60K seems like good money for an entry-level game programming job. I wouldn't count on any profit sharing or equity to be worth anything. If it is, great, but don't count on it.
The game industry is organized kind of like the music industry. Small studios are the bands to the publisher's record companies. Small studios (typically under-funded and over-ambitious) beg the big guys for money to work on projects. They often get screwed. Fight to get your name in the credits of any game you release. OTOH, many many games never get released.
Hm. Re-reading your post, it occurs to me that the startup may not be a game company.

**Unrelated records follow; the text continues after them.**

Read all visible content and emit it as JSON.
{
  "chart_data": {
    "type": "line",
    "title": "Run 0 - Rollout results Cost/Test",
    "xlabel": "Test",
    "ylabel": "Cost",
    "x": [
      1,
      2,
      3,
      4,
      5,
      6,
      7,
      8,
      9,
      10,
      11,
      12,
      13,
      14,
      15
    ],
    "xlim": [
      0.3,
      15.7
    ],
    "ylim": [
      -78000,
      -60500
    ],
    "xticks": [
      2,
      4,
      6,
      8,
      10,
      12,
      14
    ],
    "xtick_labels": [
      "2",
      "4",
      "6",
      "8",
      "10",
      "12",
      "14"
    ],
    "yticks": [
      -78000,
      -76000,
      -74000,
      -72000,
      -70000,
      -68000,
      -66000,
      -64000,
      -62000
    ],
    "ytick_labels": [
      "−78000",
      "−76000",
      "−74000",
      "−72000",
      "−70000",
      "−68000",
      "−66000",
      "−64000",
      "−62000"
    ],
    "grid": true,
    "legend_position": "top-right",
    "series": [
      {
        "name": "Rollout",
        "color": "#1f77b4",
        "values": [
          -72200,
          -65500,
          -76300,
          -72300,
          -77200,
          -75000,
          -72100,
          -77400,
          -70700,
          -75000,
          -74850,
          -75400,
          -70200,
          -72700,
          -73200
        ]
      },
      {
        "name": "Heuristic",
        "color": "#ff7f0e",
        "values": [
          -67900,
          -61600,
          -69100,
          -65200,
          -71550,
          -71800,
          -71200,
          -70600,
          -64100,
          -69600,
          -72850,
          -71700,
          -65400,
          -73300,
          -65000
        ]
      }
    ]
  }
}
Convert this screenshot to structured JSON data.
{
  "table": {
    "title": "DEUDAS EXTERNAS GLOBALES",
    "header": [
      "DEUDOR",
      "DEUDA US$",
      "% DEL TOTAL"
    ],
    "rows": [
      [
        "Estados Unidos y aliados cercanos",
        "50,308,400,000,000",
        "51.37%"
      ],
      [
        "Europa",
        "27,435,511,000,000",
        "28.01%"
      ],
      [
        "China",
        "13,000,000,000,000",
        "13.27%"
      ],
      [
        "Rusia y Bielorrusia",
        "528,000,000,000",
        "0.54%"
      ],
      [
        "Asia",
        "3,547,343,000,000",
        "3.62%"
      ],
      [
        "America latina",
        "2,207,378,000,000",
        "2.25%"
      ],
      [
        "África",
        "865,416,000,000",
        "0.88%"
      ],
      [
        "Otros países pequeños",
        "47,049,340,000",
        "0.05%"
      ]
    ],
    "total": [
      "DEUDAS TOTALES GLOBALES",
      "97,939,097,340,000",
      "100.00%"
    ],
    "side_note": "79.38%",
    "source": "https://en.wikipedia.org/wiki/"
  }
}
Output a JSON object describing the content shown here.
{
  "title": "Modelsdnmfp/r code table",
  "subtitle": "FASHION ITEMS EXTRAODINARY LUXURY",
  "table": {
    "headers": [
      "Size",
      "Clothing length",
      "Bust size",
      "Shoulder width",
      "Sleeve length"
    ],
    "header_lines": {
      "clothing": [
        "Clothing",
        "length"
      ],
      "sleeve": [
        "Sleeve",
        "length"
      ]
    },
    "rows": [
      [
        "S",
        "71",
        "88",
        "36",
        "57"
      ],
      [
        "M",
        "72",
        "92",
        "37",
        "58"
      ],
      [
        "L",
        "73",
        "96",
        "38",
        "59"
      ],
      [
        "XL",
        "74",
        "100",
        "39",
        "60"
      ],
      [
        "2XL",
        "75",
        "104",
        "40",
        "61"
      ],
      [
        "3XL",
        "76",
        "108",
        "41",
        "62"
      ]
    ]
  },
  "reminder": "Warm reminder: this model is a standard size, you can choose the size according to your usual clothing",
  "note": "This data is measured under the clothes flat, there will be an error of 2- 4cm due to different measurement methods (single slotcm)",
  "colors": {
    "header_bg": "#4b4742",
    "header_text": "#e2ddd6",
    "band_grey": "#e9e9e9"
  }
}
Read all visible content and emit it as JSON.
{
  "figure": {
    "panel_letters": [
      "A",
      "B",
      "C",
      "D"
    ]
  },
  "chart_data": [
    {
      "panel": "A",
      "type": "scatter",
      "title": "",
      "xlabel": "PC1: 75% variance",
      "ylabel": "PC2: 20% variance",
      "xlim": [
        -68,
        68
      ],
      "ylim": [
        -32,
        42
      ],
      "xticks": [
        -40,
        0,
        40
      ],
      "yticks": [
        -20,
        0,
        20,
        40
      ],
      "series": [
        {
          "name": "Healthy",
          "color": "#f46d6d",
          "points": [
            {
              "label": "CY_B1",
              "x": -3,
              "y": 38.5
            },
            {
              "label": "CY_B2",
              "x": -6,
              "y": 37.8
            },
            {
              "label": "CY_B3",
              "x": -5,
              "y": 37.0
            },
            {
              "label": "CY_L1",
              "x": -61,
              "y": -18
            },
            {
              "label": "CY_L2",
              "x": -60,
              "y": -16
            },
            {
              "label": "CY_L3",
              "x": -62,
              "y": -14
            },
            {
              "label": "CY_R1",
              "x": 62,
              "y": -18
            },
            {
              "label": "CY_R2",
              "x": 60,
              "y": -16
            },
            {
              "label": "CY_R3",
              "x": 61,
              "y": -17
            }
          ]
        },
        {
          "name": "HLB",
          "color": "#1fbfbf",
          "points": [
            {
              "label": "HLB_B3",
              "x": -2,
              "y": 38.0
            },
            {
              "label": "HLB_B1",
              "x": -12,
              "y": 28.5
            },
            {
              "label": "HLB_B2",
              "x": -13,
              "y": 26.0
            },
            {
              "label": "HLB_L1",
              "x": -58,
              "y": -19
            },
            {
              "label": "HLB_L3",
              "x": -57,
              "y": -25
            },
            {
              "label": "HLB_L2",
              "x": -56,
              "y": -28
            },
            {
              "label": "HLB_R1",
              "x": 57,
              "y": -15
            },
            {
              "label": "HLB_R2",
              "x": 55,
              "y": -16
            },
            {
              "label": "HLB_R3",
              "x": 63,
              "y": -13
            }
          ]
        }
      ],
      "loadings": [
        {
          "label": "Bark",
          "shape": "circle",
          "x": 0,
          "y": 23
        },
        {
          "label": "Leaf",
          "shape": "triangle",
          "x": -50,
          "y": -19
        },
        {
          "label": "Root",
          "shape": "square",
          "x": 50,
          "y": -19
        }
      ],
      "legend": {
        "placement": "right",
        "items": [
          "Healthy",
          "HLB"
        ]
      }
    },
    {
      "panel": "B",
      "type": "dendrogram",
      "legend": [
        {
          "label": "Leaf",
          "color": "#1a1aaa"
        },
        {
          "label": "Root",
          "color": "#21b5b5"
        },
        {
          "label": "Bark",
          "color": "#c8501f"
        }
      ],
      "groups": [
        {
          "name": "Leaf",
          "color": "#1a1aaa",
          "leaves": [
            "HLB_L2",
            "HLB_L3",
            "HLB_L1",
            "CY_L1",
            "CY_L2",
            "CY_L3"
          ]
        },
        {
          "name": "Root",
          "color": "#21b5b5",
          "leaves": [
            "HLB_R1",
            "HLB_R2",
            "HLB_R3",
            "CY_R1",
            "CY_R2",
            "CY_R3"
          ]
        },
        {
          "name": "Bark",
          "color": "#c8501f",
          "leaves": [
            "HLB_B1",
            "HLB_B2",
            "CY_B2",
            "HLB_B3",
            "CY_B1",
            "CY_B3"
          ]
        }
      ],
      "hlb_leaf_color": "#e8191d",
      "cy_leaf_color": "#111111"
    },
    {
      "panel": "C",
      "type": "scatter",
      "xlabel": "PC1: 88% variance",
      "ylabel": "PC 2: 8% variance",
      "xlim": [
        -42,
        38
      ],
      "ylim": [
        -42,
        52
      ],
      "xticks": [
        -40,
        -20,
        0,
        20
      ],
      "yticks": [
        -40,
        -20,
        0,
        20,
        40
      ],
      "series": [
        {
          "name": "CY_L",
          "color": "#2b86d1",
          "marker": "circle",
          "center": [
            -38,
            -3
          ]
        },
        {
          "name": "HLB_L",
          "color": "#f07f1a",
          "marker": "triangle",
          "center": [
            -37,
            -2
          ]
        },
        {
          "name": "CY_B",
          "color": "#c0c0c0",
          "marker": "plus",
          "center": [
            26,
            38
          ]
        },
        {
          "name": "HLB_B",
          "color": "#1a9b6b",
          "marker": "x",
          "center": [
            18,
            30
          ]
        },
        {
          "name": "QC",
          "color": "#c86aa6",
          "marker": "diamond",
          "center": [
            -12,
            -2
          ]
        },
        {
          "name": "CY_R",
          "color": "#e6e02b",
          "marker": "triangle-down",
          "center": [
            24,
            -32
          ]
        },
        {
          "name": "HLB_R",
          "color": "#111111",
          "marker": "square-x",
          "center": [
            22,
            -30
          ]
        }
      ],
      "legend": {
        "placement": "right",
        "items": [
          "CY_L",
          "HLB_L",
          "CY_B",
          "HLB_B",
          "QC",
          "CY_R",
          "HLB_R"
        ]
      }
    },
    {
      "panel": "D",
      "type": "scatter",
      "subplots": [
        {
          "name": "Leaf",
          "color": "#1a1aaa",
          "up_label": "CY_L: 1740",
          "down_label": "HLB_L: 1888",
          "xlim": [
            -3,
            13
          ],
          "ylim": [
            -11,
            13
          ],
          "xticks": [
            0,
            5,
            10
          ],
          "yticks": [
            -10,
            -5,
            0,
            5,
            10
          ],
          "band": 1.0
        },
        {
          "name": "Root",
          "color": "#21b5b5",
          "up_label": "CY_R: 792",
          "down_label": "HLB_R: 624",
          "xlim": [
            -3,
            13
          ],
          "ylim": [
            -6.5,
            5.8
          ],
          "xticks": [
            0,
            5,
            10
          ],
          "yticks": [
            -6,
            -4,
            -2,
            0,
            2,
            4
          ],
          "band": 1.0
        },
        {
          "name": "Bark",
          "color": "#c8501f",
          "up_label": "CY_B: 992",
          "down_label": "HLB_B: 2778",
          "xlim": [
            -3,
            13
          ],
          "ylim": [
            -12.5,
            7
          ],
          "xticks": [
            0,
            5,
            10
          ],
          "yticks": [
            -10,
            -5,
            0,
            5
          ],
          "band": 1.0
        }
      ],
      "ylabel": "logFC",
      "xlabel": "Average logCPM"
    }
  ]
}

"Love your work" is often just a way for startups and other small companies to extract unreasonable hours from you, with little payback.
I've done the startup thing. I've worked 9-5 er I mean 9-6, oh, wait it was more like 10-7:30. In the end, any job will require you to put up with things you don't like. Obviously, some jobs are a better fit than others.
One for me, one for my Dad. He's 75, and still writing Mathematica notebooks and software to try to help educate people in developing countries. Rock on dad, this one's for you.
Make sure you do lots of extra-curricular work that you enjoy, and that's difficult. If your grades aren't great, you can show off projects to get jobs. If you want to make your own job, grow it out of your projects.
I failed out of school, and I'm an inconsistent employee at best, but I only know a couple of people who work harder than I do, and they're all business owners.
Not very. Marks anywhere from 40% to 85%. I started when I was fifteen and failed out in my fourth (last) year.
Went back part-time about 5 years later, and failed a compilers course after I decided to forgo the group, write the compiler myself, but got sidetracked leading bots in assault mode on Unreal Tournament.
I really learned how to study about 2 years ago. Sigh.
Spending too much time playing games was a major contributing factor. OTOH I now work in game-development.
I occasionally think about going back so I can some day get a post-grad degree, but don't relish being some profs biatch.
I have a university library-card, read theses and research papers, and generally do whatever I damn well want, while getting paid and hatching product ideas.